1,2, 3 Questions – Dr Benjamin Le Jacques & Didier Delavaud

Dr Benjamin Le Jacques, chirurgien de la main et du poignet & Didier Delavaud, directeur général de l’Hôpital Privé du Confluent, Nantes (44)

Docteur Le Jacques, vous êtes l’un des médecins du Centre Main Sud-Loire qui vient tout récemment d’ouvrir au sein de l’Hôpital Privé du Confluent. Le Centre prend en charge toutes les urgences de la main 7 jours/7 et 24h/24, pouvez-vous nous présenter l’activité de cette filière d’urgence ?

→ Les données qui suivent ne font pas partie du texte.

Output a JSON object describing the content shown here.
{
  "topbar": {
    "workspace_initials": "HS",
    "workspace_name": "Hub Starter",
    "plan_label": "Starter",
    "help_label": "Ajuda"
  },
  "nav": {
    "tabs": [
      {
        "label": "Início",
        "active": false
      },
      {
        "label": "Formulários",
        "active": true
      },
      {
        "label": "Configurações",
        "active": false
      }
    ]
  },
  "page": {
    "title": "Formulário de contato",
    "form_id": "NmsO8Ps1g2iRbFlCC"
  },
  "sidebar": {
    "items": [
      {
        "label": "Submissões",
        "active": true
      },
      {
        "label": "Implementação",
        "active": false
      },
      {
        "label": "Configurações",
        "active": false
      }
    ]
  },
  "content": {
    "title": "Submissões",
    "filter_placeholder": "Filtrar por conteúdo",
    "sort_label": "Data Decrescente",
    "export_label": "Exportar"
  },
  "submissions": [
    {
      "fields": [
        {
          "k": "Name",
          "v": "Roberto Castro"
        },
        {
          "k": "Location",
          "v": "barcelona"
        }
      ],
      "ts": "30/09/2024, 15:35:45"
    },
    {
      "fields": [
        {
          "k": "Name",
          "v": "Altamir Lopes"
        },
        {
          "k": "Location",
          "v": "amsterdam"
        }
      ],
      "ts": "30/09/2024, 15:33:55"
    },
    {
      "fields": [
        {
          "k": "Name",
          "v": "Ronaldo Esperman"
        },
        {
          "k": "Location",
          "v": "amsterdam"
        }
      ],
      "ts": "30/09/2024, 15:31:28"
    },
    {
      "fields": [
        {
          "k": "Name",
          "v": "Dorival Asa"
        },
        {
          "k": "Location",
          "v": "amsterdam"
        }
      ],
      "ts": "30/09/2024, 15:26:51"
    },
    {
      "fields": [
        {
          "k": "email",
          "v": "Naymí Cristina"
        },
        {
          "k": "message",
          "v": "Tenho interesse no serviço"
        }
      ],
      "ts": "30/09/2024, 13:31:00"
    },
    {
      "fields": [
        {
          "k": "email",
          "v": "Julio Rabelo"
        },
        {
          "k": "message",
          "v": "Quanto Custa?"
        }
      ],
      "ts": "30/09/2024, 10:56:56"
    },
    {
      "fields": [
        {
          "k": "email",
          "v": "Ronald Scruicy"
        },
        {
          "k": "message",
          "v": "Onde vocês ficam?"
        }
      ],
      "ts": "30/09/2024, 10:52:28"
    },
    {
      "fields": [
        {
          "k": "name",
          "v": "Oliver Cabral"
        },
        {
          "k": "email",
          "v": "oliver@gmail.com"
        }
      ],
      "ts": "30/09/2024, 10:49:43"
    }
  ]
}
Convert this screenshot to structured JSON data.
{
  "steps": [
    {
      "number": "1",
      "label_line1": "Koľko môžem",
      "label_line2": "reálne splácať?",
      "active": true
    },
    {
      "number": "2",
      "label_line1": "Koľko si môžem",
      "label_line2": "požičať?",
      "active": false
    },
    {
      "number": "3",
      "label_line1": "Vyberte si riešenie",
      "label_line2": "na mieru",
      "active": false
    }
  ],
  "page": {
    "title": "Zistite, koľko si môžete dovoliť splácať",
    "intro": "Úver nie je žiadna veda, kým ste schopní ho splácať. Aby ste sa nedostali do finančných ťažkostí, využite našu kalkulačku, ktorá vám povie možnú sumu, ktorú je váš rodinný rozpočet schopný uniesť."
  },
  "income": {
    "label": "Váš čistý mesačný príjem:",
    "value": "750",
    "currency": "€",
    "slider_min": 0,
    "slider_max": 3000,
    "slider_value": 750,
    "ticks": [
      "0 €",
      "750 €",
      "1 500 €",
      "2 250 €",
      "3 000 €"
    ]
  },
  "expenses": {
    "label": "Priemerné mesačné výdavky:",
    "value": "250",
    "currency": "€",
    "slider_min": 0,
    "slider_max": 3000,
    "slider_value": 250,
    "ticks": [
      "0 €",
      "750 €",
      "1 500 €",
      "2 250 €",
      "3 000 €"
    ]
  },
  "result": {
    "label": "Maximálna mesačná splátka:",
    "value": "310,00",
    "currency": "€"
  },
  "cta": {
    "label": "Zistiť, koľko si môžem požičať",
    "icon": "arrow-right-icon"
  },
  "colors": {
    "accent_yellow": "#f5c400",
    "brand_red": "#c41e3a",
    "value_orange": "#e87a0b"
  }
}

Le Centre Main Sud-Loire traite un volume d’urgences très important. Celles-ci représentent 50 % des interventions, alors que dans d’autres secteurs, la proportion est plus souvent de l’ordre de 80 % d’interventions programmées et 20 % de soins urgents. Avec les arrivées successives des Drs Thong et Hannebicque, notre équipe de chirurgiens spécialisés s’est renforcée et nous avons pu nous organiser pour proposer, en étroite collaboration avec le service des urgences de l’établissement, un accueil et une prise en charge 7j/7 et 24h/24 de l’ensemble des lésions de la main. Cette disponibilité de l’équipe est indispensable lorsque l’on sait que presque 60 % des plaies de la main nécessitent l’intervention d’un chirurgien.

Notre centre est organisé en véritable filière de soins. L’ensemble des acteurs, chirurgiens, urgentistes, orthésistes, kinésithérapeutes, rééducateurs, neurologues, radiologues, rhumatologues et infectiologues, collaborent sur un même site. Cette équipe pluridisciplinaire offre aux patients un parcours complet et optimisé en leur permettant de trouver sur place, l’ensemble des consultations spécialisées nécessaires.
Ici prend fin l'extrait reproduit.